Montag, 4. Juni 2012

(Früher Abend, graues Licht; nach einem langen Tag, blubbert jetzt in meinen Kopfhörern die wirklich spacige Platte "Song of the second moon", die von den Holländern Thomas Dissevelt und Kid Balton 1958 aufgenommen wurde. Völlig abgefahrene, elektronische Musik, ihrer Zeit um mindestens zwanzig Jahre voraus. Kaum zu glauben - und jederzeit auf You tube zu hören).

Gestern war ich auf der Lesung von Max und Johannes im Centrum Judaicum (in einem ziemlich nichtssagenden Gemeindesaal der Neuen Synagoge, der zudem noch auffallend schlecht ausgeleuchtet war, was meinen Photos nicht zugute kam).
Moderiert wurde der Abend von Asmus, und Felix Scheinberger zeichnete - unmittelbar von einem Beamer projeziert - Stadtansichten von Jerusalem und anderes.
Draußen fortwährender Regen, wie schon auf dem Hinweg, und auch später auf dem Weg in die Z-Bar - das Wetter bringt mich zur Verzweiflung, diese Klimaerwärmung, bei der man gezwungen ist, Anfang Juni Winterjacken anzuziehen.
Die Texte von Max und Johannes wie immer beeindruckend, und auch die neuen Gedichte von Asmus, der zum Schluss noch drei oder vier las, gefielen mir ausgesprochen gut.

In der Z-Bar dann, unter der blauen Leuchtreklame, Gespräch über Ost-West-Konflikte der jungen Generation.

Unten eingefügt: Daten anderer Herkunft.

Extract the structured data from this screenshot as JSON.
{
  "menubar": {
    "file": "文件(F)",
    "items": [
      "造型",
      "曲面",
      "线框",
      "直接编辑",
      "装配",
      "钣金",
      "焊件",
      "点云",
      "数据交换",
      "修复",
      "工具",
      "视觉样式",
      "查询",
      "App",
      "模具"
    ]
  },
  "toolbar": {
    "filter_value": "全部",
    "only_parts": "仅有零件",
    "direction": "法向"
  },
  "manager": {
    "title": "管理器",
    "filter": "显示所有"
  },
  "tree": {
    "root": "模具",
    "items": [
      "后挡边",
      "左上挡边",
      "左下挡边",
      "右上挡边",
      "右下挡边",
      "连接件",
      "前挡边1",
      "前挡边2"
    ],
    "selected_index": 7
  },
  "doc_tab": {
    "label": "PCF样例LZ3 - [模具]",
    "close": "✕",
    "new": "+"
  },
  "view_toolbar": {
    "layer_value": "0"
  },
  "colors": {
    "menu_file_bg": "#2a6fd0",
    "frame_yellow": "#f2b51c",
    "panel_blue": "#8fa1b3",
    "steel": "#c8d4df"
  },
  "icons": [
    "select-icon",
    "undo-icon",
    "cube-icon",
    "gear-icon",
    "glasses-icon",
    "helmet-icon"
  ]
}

Tea, Max, Björn und ich sehr unterschiedlicher Meinung, die zwei jungen aus dem Osten (bei Tea war es mir ob des "übelst" klar, dass sie im Osten geboren sein musste, bei Max hat es mich überrascht) bestanden auf gebrochenen Biographien, den älteren Siegern (Björn und mir) fiel das nicht mehr so auf, dafür sind wir zu saturiert im ewigen Westen.

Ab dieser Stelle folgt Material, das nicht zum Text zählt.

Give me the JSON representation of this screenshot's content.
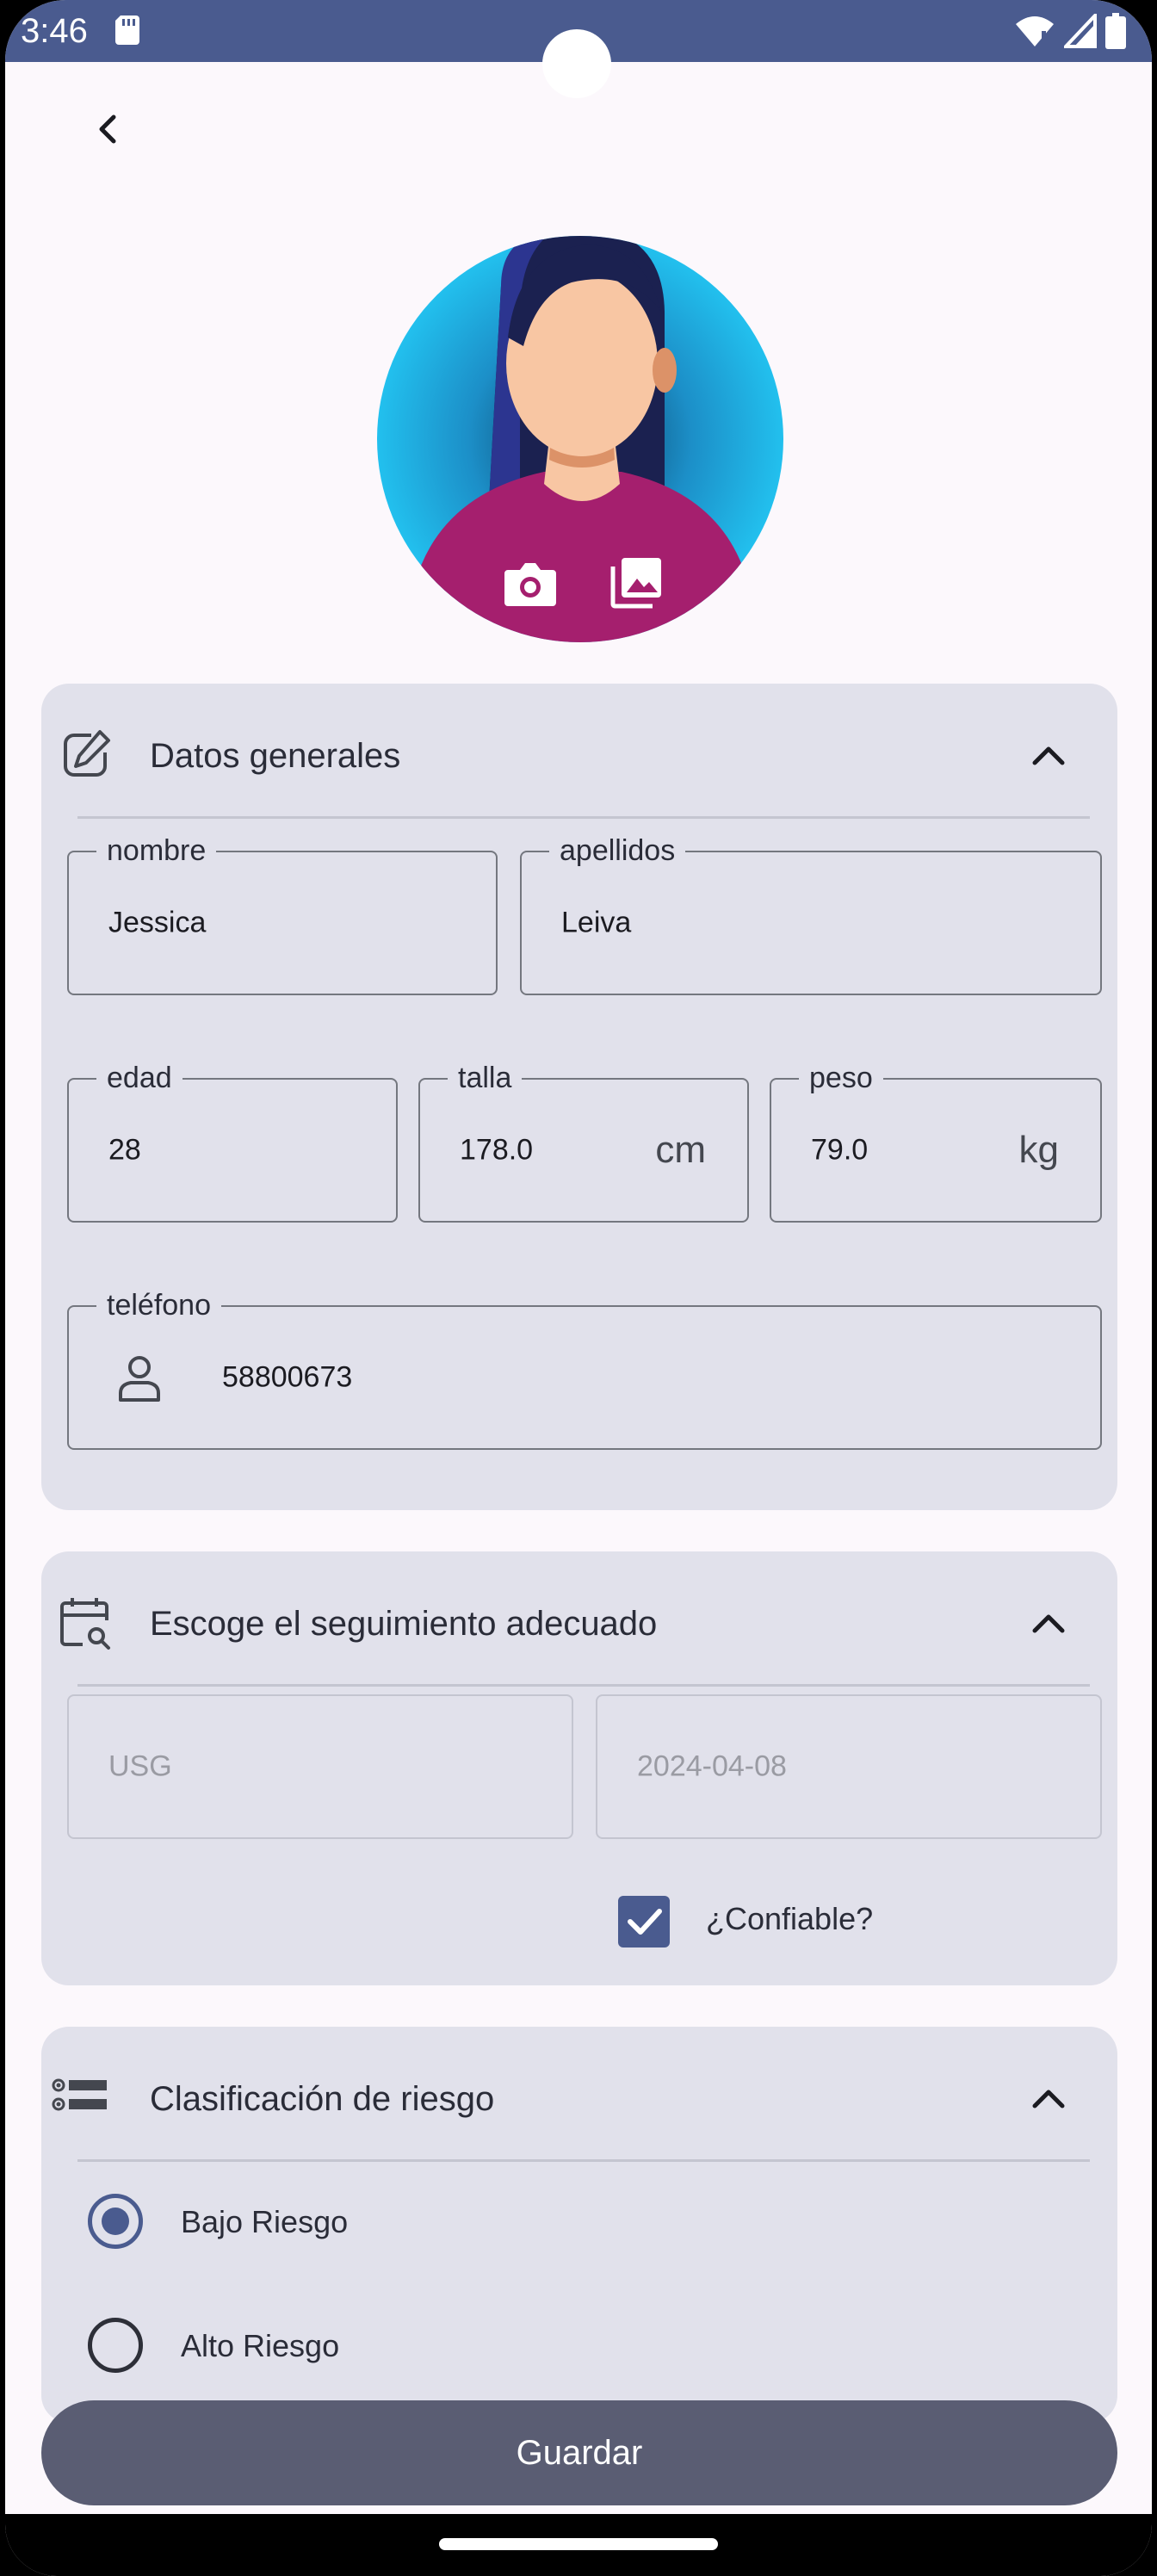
{
  "status_bar": {
    "time": "3:46"
  },
  "icons": {
    "back": "arrow-back-icon",
    "camera": "camera-icon",
    "gallery": "gallery-icon",
    "edit": "edit-icon",
    "calendar": "calendar-search-icon",
    "list": "list-icon",
    "person": "person-icon",
    "chevron": "chevron-up-icon",
    "check": "check-icon"
  },
  "general": {
    "title": "Datos generales",
    "nombre": {
      "label": "nombre",
      "value": "Jessica"
    },
    "apellidos": {
      "label": "apellidos",
      "value": "Leiva"
    },
    "edad": {
      "label": "edad",
      "value": "28"
    },
    "talla": {
      "label": "talla",
      "value": "178.0",
      "suffix": "cm"
    },
    "peso": {
      "label": "peso",
      "value": "79.0",
      "suffix": "kg"
    },
    "telefono": {
      "label": "teléfono",
      "value": "58800673"
    }
  },
  "seguimiento": {
    "title": "Escoge el seguimiento adecuado",
    "tipo": "USG",
    "fecha": "2024-04-08",
    "confiable_label": "¿Confiable?",
    "confiable_checked": true
  },
  "riesgo": {
    "title": "Clasificación de riesgo",
    "options": [
      {
        "label": "Bajo Riesgo",
        "selected": true
      },
      {
        "label": "Alto Riesgo",
        "selected": false
      }
    ]
  },
  "actions": {
    "save_label": "Guardar"
  },
  "colors": {
    "primary": "#4a5b8f",
    "card_bg": "#e1e1eb",
    "button_bg": "#5a5d73"
  }
}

Wobei: der Westen ist ja auch 1989 untergegangen. Die BRD existiert heute genauso wenig wie die DDR. Westzone, Ostzone: Geschichte.
Wie allein der Stolz auf Bildung und Kultur durch den Sieg des Kapitalismus aufgerollt worden ist. Ich erinnere mich an die Zeiten des goldenen Westens (wenn auch der Osten bei Sonnenaufgang leuchtete), in der die Verlagslandschaft noch ein Märchenland war. Heyne brachte eine Lyrikreihe raus, deren einzelne Bände meistens eine Startauflage von 5000 Stück hatten (so hoch geht heutzutage nicht einmal Suhrkamp oder Hanser). Goldmann publizierte Klassiker (zum Bespiel eine nahezu umfassende Sammlung von Faust-Texten). Im Fernsehn kam Fernsehprogramm mit echten Filmen; wenn ich durch die TV-Seiten alter Spiegel-Hefte blättere, denke ich immer: das will ich sehen, das, und das da auch. Ach, und das noch.

Alles vernichtet nach der Wende (nicht nur DT 64 ist abgewickelt worden, nein, auch Radio 100). Nur noch große Trichter werden produziert, in die der Stumpfsinn und das Nichts des ganzen Weltalls eingegossen werden.

Sogar die gelbe Reclam-Universalbibliothek ist langweilig geworden. - Auf der Rückfahrt las ich in der S-Bahn in einer kleinen Reclam-Chronik. Da stand auch ein winziger Text von Thomas Mann drin. Ich hätte es vermeiden sollen, ihn zu lesen, mir ist natürlich wie immer speiübel geworden. Thomas Mann hat einen derart schlechten Stil, dass es mir unfassbar erscheint, wie er so bekannt werden, und vor allem bleiben konnte.
Thomas Mann ließ die Serviette vom Abendmahl selbst beim Schreiben im steifen Kragen hängen.

Und wie fremd mir die Ost-Reclam-Bände nach der Wende waren, als ich ihrer zum ersten Mal ansichtig wurde, auf Berliner Flohmärkten. Ich kaufe auch heute noch lieber die gelben aus Stuttgart. Westsozialisation.